Best for: exploring diverse approaches when you're not sure which direction will work.

Annealing

Early iterations run at high temperature — bold, experimental changes that can temporarily make the score worse. Later iterations run at low temperature — conservative changes only. A probabilistic acceptance function decides whether to keep a worse-scoring change early on:

P(accept worse) = exp((newScore - currentScore) / temperature)

Temperature decreases linearly from 1.0 to near 0 over the iteration budget.

Best for: escaping local optima when greedy keeps getting stuck at a plateau.

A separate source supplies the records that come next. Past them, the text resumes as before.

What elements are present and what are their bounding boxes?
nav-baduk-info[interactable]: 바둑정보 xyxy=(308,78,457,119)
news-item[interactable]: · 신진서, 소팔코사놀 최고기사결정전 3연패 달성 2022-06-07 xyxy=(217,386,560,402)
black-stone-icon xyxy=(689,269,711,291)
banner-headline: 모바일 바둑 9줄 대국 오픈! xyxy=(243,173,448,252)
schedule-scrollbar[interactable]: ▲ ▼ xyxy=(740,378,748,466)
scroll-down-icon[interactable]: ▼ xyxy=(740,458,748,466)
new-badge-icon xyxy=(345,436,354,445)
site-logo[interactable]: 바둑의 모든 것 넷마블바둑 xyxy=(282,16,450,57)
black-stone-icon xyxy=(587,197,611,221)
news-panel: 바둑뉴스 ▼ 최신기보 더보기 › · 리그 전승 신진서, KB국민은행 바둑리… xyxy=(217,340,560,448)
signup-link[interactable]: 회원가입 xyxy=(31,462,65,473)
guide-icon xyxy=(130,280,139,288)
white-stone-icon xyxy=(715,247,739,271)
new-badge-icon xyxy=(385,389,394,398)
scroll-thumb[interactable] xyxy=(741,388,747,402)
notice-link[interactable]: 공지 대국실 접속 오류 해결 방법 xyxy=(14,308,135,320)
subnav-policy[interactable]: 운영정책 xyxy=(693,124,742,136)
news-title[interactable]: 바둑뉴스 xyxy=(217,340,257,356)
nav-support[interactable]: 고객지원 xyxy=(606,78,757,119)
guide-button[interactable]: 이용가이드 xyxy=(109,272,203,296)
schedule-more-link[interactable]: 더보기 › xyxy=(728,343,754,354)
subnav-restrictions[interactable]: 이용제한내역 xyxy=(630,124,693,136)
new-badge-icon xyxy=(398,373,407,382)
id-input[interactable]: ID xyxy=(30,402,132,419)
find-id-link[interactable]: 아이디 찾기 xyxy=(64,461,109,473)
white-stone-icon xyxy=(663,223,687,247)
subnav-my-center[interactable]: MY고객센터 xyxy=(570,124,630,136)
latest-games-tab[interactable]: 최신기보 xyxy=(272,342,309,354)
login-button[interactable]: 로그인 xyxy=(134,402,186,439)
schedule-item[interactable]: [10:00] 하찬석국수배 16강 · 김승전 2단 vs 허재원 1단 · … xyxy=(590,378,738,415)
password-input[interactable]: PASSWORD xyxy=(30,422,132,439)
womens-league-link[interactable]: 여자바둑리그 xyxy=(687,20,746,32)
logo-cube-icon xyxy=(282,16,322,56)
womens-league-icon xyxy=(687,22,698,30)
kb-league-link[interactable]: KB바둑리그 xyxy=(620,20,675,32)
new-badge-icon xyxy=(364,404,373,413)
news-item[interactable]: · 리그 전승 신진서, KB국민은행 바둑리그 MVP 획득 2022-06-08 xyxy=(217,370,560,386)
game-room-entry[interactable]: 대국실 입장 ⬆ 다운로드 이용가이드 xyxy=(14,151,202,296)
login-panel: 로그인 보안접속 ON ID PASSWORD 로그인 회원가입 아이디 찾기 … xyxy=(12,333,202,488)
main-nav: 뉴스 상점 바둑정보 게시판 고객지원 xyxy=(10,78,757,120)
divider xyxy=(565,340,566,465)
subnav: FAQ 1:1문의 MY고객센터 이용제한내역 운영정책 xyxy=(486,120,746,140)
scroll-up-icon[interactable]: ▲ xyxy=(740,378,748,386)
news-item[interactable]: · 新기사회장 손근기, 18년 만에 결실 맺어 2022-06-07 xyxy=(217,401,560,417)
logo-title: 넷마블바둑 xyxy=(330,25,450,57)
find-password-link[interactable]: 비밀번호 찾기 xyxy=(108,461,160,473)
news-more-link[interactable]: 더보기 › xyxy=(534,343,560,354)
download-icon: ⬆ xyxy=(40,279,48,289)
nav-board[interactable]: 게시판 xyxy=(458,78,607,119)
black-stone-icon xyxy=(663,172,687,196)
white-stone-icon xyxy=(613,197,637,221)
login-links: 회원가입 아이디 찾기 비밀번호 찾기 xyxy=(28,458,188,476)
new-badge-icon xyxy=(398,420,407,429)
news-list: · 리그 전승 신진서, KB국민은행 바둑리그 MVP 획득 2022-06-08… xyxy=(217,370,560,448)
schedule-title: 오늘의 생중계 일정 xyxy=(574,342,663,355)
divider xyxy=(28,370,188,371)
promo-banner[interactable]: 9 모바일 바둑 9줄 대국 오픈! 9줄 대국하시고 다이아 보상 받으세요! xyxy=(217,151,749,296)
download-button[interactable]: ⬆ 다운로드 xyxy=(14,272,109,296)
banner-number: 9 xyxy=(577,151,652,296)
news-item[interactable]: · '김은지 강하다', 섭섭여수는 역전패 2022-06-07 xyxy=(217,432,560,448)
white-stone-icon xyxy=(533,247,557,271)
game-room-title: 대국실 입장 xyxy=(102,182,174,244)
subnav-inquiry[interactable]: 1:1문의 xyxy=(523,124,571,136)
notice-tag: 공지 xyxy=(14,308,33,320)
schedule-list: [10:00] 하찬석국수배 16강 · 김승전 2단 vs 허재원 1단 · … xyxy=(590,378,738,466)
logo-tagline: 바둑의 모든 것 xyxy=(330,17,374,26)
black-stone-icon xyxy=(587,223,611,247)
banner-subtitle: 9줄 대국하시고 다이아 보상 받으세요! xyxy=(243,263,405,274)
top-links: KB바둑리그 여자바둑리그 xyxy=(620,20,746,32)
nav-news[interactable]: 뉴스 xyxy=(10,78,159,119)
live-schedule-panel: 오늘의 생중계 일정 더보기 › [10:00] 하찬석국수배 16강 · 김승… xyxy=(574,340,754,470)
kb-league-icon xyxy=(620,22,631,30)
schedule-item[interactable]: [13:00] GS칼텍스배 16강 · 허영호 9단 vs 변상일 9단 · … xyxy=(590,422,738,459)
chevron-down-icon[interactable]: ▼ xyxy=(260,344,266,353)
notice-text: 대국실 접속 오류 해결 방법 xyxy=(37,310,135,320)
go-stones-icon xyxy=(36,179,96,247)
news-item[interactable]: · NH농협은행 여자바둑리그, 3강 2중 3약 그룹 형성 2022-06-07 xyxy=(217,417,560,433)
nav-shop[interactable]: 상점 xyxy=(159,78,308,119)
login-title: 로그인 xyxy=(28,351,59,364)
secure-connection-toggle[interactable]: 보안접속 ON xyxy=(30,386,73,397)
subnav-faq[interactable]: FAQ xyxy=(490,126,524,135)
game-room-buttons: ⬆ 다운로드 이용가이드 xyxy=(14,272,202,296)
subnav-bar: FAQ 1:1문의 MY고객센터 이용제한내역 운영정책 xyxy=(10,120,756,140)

Viewing optimization progress

The Optimization Timeline in the run detail view shows each iteration as it runs:

  • Status icon: pending, modifying, evaluating, completed, failed
  • Score delta (green for improvement, red for decline)
  • Keep or Discard badge
  • The target that was modified and a description of the change
  • Files modified
  • Optimizer reasoning

After optimization

When the loop ends, the best modified agent copy is saved at the path recorded in optimizedAgentPath. You can:

  • Inspect the changes — the copy is a normal agent folder you can open in the Code editor
  • Use it directly — assign it as a subject in future runs; Codebolt uses it automatically
  • Merge it manually — copy the improved files back into your original agent if you're happy with the result

The optimization history (all iterations, scores, and changes) is stored in the run file at .codebolt/evals/runs/{id}.json and is always queryable from the Runs tab.